Heute ist das Bewertungs-Niveau wieder auf den langfristigen Durchschnitt zurückgefallen.
Die Bewertung und die Gewinnentwicklung machen deutlich, warum Value-Aktien in den letzten Jahren so stark underperformt haben.
Die Frage nun lautet „Wie geht es weiter?“
Derzeit gibt es keine Anzeichen dafür, dass sich die Gewinntrends bei Value und Growth ändern. Ein entscheidender Faktor werden die Rohstoffe und der Ölpreis im Speziellen sein. Eine Stabilisierung des Ölpreises könne den negativen Gewinntrend bei Value-Aktien stoppen. Die Bewertung sollte keine große Rolle mehr spielen, weil die Überbewertung bei Value-Aktien gegenüber den Growth-Aktien abgebaut wurde.

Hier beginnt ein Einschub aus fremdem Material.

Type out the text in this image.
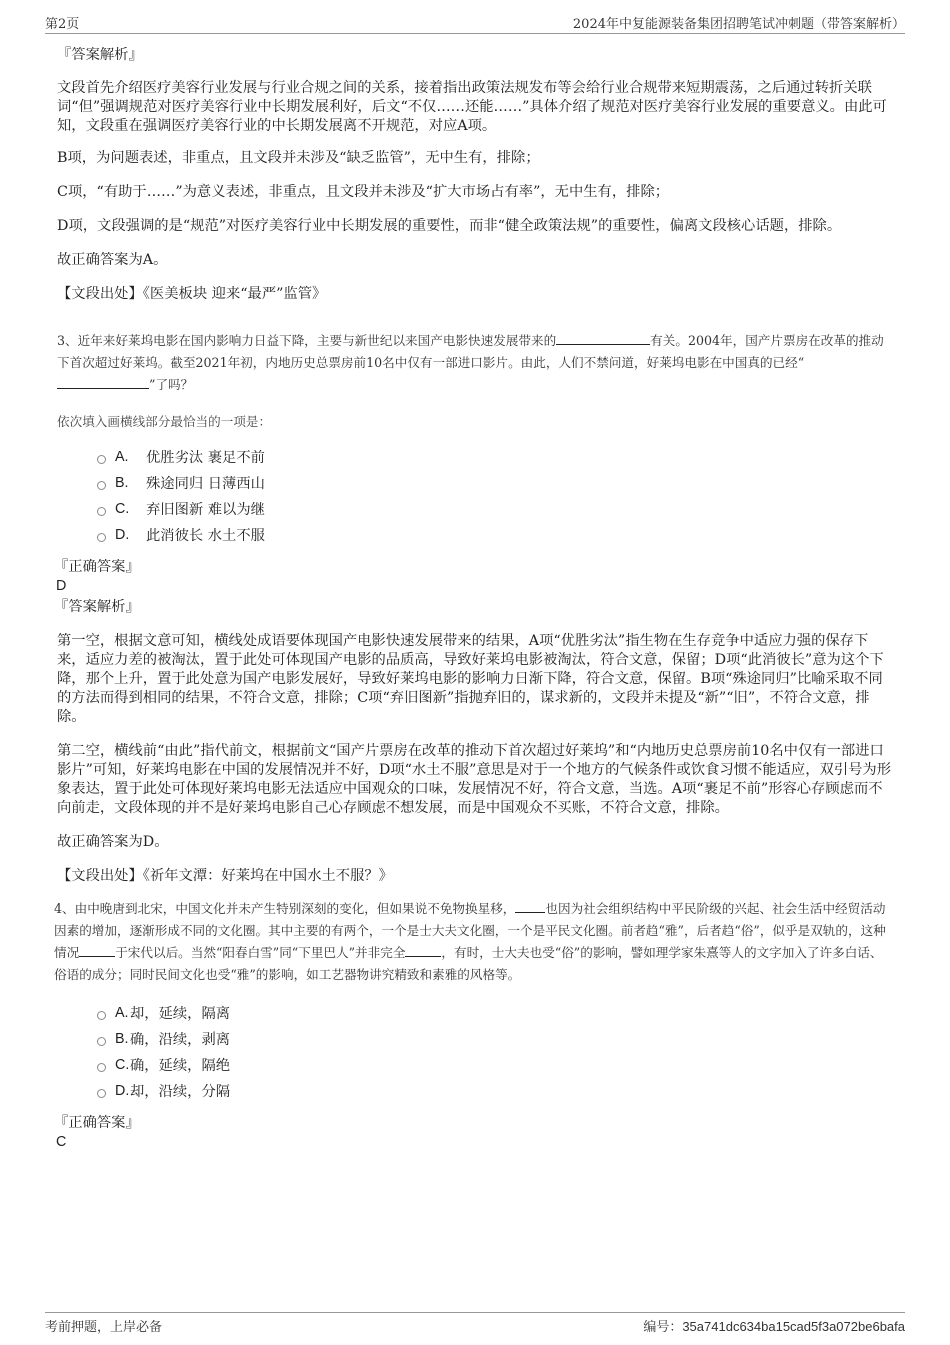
第2页	2024年中复能源装备集团招聘笔试冲刺题（带答案解析）
『答案解析』

文段首先介绍医疗美容行业发展与行业合规之间的关系，接着指出政策法规发布等会给行业合规带来短期震荡，之后通过转折关联词“但”强调规范对医疗美容行业中长期发展利好，后文“不仅……还能……”具体介绍了规范对医疗美容行业发展的重要意义。由此可知，文段重在强调医疗美容行业的中长期发展离不开规范，对应A项。

B项，为问题表述，非重点，且文段并未涉及“缺乏监管”，无中生有，排除；

C项，“有助于……”为意义表述，非重点，且文段并未涉及“扩大市场占有率”，无中生有，排除；

D项，文段强调的是“规范”对医疗美容行业中长期发展的重要性，而非“健全政策法规”的重要性，偏离文段核心话题，排除。

故正确答案为A。

【文段出处】《医美板块 迎来“最严”监管》

3、近年来好莱坞电影在国内影响力日益下降，主要与新世纪以来国产电影快速发展带来的	有关。2004年，国产片票房在改革的推动下首次超过好莱坞。截至2021年初，内地历史总票房前10名中仅有一部进口影片。由此，人们不禁问道，好莱坞电影在中国真的已经“”了吗？

依次填入画横线部分最恰当的一项是：

A.	优胜劣汰 裹足不前
B.	殊途同归 日薄西山
C.	弃旧图新 难以为继
D.	此消彼长 水土不服
『正确答案』
D
『答案解析』

第一空，根据文意可知，横线处成语要体现国产电影快速发展带来的结果，A项“优胜劣汰”指生物在生存竞争中适应力强的保存下来，适应力差的被淘汰，置于此处可体现国产电影的品质高，导致好莱坞电影被淘汰，符合文意，保留；D项“此消彼长”意为这个下降，那个上升，置于此处意为国产电影发展好，导致好莱坞电影的影响力日渐下降，符合文意，保留。B项“殊途同归”比喻采取不同的方法而得到相同的结果，不符合文意，排除；C项“弃旧图新”指抛弃旧的，谋求新的，文段并未提及“新”“旧”，不符合文意，排除。

第二空，横线前“由此”指代前文，根据前文“国产片票房在改革的推动下首次超过好莱坞”和“内地历史总票房前10名中仅有一部进口影片”可知，好莱坞电影在中国的发展情况并不好，D项“水土不服”意思是对于一个地方的气候条件或饮食习惯不能适应，双引号为形象表达，置于此处可体现好莱坞电影无法适应中国观众的口味，发展情况不好，符合文意，当选。A项“裹足不前”形容心存顾虑而不向前走，文段体现的并不是好莱坞电影自己心存顾虑不想发展，而是中国观众不买账，不符合文意，排除。

故正确答案为D。

【文段出处】《祈年文潭：好莱坞在中国水土不服？》

4、由中晚唐到北宋，中国文化并未产生特别深刻的变化，但如果说不免物换星移， 也因为社会组织结构中平民阶级的兴起、社会生活中经贸活动因素的增加，逐渐形成不同的文化圈。其中主要的有两个，一个是士大夫文化圈，一个是平民文化圈。前者趋“雅”，后者趋“俗”，似乎是双轨的，这种情况	于宋代以后。当然“阳春白雪”同“下里巴人”并非完全	，有时，士大夫也受“俗”的影响，譬如理学家朱熹等人的文字加入了许多白话、俗语的成分；同时民间文化也受“雅”的影响，如工艺器物讲究精致和素雅的风格等。
A. 却，延续，隔离
B. 确，沿续，剥离
C. 确，延续，隔绝
D. 却，沿续，分隔
『正确答案』
C
考前押题，上岸必备	编号：35a741dc634ba15cad5f3a072be6bafa
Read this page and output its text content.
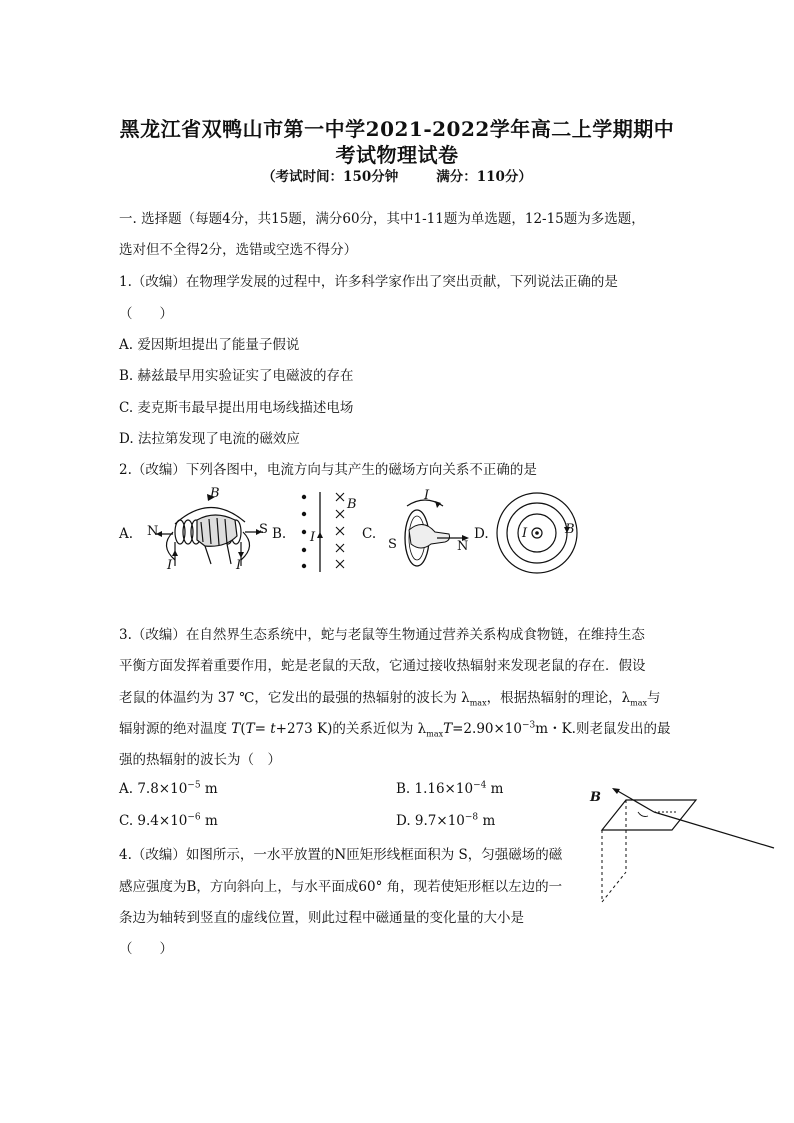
黑龙江省双鸭山市第一中学2021-2022学年高二上学期期中
考试物理试卷
（考试时间：150分钟	满分：110分）
一. 选择题（每题4分，共15题，满分60分，其中1-11题为单选题，12-15题为多选题，
选对但不全得2分，选错或空选不得分）
1.（改编）在物理学发展的过程中，许多科学家作出了突出贡献，下列说法正确的是
（　　）
A. 爱因斯坦提出了能量子假说
B. 赫兹最早用实验证实了电磁波的存在
C. 麦克斯韦最早提出用电场线描述电场
D. 法拉第发现了电流的磁效应
2.（改编）下列各图中，电流方向与其产生的磁场方向关系不正确的是
A.	B.	C.	D.
N	S
B
I	I
B
I
I
S	N
I	B
3.（改编）在自然界生态系统中，蛇与老鼠等生物通过营养关系构成食物链，在维持生态
平衡方面发挥着重要作用，蛇是老鼠的天敌，它通过接收热辐射来发现老鼠的存在．假设
老鼠的体温约为 37 ℃，它发出的最强的热辐射的波长为 $\lambda_{max}$，根据热辐射的理论，$\lambda_{max}$与
辐射源的绝对温度 T(T= t+273 K)的关系近似为 $\lambda_{max}T=2.90\times 10^{-3}m$・K.则老鼠发出的最
强的热辐射的波长为（　）
A. $7.8\times 10^{-5}$ m	B. $1.16\times 10^{-4}$ m
C. $9.4\times 10^{-6}$ m	D. $9.7\times 10^{-8}$ m
4.（改编）如图所示，一水平放置的N匝矩形线框面积为 S，匀强磁场的磁
感应强度为B，方向斜向上，与水平面成60° 角，现若使矩形框以左边的一
条边为轴转到竖直的虚线位置，则此过程中磁通量的变化量的大小是
（　　）
B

Ein ausgewogenes Portfolio berücksichtigt Value- und Growth-Aktien
Derzeit spricht noch nicht sehr viel dafür, dass Value-Aktien deutlich besser als Growth-Titel performen werden. Allerdings: eine Stabilisierung des Ölpreises und die neutrale Bewertung könnten dazu führen, dass sich die Performance von Value-Aktien gegenüber Growth-Titeln zumindest stabilisiert. D.h. ein starkes Übergewicht von Growth-Aktien sollte vermieden werden. Ein ausgewogenes Aktienportfolio umfasst sowohl Value-Aktien als auch Growth-Aktien.